When is the value of "this" shifted by an offset?

Question

I was wondering whether assert( this != nullptr ); was a good idea in member functions and someone pointed out that it wouldn’t work if the value of this had been added an offset. In that case, instead of being 0, it would be something like 40, making the assert useless.

When does this happen though?

Answer 1

Multiple inheritance can cause an offset, skipping the extra v-table pointers in the object. The generic name is "this pointer adjustor thunking".

But you are helping too much. Null references are very common bugs, the operating system already has an assert built-in for you. Your program will stop with a segfault or access violation. The diagnostic you'll get from the debugger is always good enough to tell you that the object pointer is null, you'll see a very low address. Not just null, it works for MI cases as well.

Answer 2

this adjustment can happen only in classes that use multiple-inheritance. Here's a program that illustrates this:

#include <iostream>

using namespace std;

struct A {
  int n;
  void af() { cout << "this=" << this << endl; }
};

struct B {
  int m;
  void bf() { cout << "this=" << this << endl; }
};

struct C : A,B {
};

int main(int argc, char** argv) {

  C* c = NULL;
  c->af();
  c->bf();

  return 0;
}

When I run this program I get this output:

this=0
this=0x4

That is: your assert this != nullptr will not catch the invocation of c->bf() where c is nullptr because the this of the B sub-object inside the C object is shifted by four bytes (due to the A sub-object).

Let's try to illustrate the layout of a C object:

0:  | n |
4:  | m |

the numbers on the left-hand-side are offsets from the object's beginning. So, at offset 0 we have the A sub-object (with its data member n). at offset 4 we have the B sub-objects (with its data member m).

The this of the entire object, as well as the this of the A sub-object both point at offset 0. However, when we want to refer to the B sub-object (when invoking a method defined by B) the this value need to be adjusted such that it points at the beginning of the B sub-object. Hence the +4.

Answer 3

Note this is UB anyway.

Multiple inheritance can introduce an offset, depending on the implementation:

#include <iostream>

struct wup
{
    int i;
    void foo()
    {
        std::cout << (void*)this << std::endl;
    }
};

struct dup
{
    int j;
    void bar()
    {
        std::cout << (void*)this << std::endl;
    }
};

struct s : wup, dup
{
    void foobar()
    {
        foo();
        bar();
    }
};

int main()
{
    s* p = nullptr;
    p->foobar();
}

Output on some version of clang++:

0
0x4

Live example.

---

Also note, as I pointed out in the comments to the OP, that this assert might not work for virtual function calls, as the vtable isn't initialized (if the compiler does a dynamic dispatch, i.e. doesn't optimize if it know the dynamic type of *p).

Answer 4

Here is a situation where it might happen:

struct A {
    void f()
    {
       // this assert will probably not fail
       assert(this!=nullptr);
    }
};

struct B {
    A a1;
    A a2;
};

static void g(B *bp)
{
    bp->a2.f(); // undefined behavior at this point, but many compilers will
                // treat bp as a pointer to address zero and add sizeof(A) to
                // the address and pass it as the this pointer to A::f().

}

int main(int,char**)
{
    g(nullptr); // oops passed null!
}

This is undefined behavior for C++ in general, but with some compilers, it might have the consistent behavior of the this pointer having some small non-zero address inside A::f().

Answer 5

Compilers typically implement multiple inheritance by storing the base objects sequentially in memory. If you had, e.g.:

struct bar {
  int x;
  int something();
};

struct baz {
  int y;
  int some_other_thing();
};

struct foo : public bar, public baz {};

The compiler will allocate foo and bar at the same address, and baz will be offset by sizeof(bar). So, under some implementation, it's possible that nullptr -> some_other_thing() results in a non-null this.
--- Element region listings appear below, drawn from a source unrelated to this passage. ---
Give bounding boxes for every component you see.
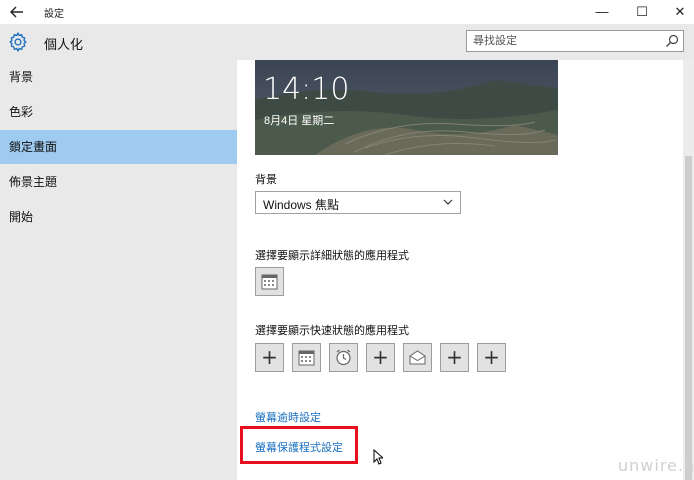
- quick-status-add-button-2[interactable]: +: [366, 343, 395, 372]
- detailed-status-app-button[interactable]: [255, 267, 284, 296]
- detailed-status-label: 選擇要顯示詳細狀態的應用程式: [255, 250, 409, 262]
- quick-status-label: 選擇要顯示快速狀態的應用程式: [255, 325, 409, 337]
- plus-icon: +: [261, 345, 278, 369]
- background-label: 背景: [255, 174, 277, 186]
- sidebar: 背景 色彩 鎖定畫面 佈景主題 開始: [0, 60, 237, 480]
- quick-status-mail-button[interactable]: [403, 343, 432, 372]
- lock-time: 14:10: [263, 72, 350, 107]
- sidebar-item-start[interactable]: 開始: [0, 200, 237, 234]
- watermark: unwire.hk: [618, 456, 694, 475]
- minimize-button[interactable]: —: [588, 0, 616, 24]
- scrollbar-thumb[interactable]: [685, 156, 692, 480]
- sidebar-item-themes[interactable]: 佈景主題: [0, 165, 237, 199]
- highlight-annotation: [240, 426, 358, 464]
- back-button[interactable]: [6, 2, 28, 22]
- background-selected-value: Windows 焦點: [263, 198, 340, 212]
- calendar-icon: [261, 274, 278, 290]
- header: 個人化: [0, 24, 694, 60]
- plus-icon: +: [372, 345, 389, 369]
- search-box[interactable]: [466, 30, 684, 52]
- sidebar-item-lock-screen[interactable]: 鎖定畫面: [0, 130, 237, 164]
- calendar-icon: [298, 350, 315, 366]
- main-content: 14:10 8月4日 星期二 背景 Windows 焦點 選擇要顯示詳細狀態的應…: [237, 60, 683, 480]
- background-dropdown[interactable]: Windows 焦點: [255, 191, 461, 214]
- quick-status-add-button-4[interactable]: +: [477, 343, 506, 372]
- quick-status-alarm-button[interactable]: [329, 343, 358, 372]
- gear-icon: [9, 31, 27, 53]
- chevron-down-icon: [443, 199, 453, 205]
- sidebar-item-background[interactable]: 背景: [0, 60, 237, 94]
- quick-status-calendar-button[interactable]: [292, 343, 321, 372]
- arrow-left-icon: [10, 6, 23, 18]
- sidebar-item-colors[interactable]: 色彩: [0, 95, 237, 129]
- search-icon[interactable]: [665, 34, 679, 48]
- screen-timeout-settings-link[interactable]: 螢幕逾時設定: [255, 409, 321, 425]
- lock-screen-preview: 14:10 8月4日 星期二: [255, 60, 558, 155]
- maximize-button[interactable]: ☐: [628, 0, 656, 24]
- page-title: 個人化: [44, 37, 84, 52]
- window-title: 設定: [44, 9, 64, 20]
- plus-icon: +: [446, 345, 463, 369]
- mouse-cursor-icon: [373, 449, 383, 465]
- title-bar: 設定 — ☐ ✕: [0, 0, 694, 24]
- plus-icon: +: [483, 345, 500, 369]
- close-button[interactable]: ✕: [666, 0, 694, 24]
- quick-status-add-button-1[interactable]: +: [255, 343, 284, 372]
- scrollbar[interactable]: [683, 60, 694, 480]
- alarm-clock-icon: [336, 349, 351, 366]
- search-input[interactable]: [467, 31, 663, 51]
- mail-icon: [409, 350, 426, 365]
- lock-date: 8月4日 星期二: [264, 115, 335, 127]
- quick-status-add-button-3[interactable]: +: [440, 343, 469, 372]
This example at Coliru demonstrates (assuming the result you get from the undefined behavior is the same one I did) the situation, and shows an assert(this != nullptr) failing to detect the case. (Credit to @DyP who I basically stole the example code from).

Answer 6

I think its not that bad a idea to put assert, for example atleast it can catch see below example

class Test{
public:
void DoSomething() {
  std::cout << "Hello";
}
};

int main(int argc , char argv[]) {
Test* nullptr = 0;
 nullptr->DoSomething();
}

The above example will run without error, If more complex becomes difficult to debug if that assert is absent.

I am trying to make a point that null this pointer can go unnoticed, and in complex situation becomes difficult to debug , I have faced this situation.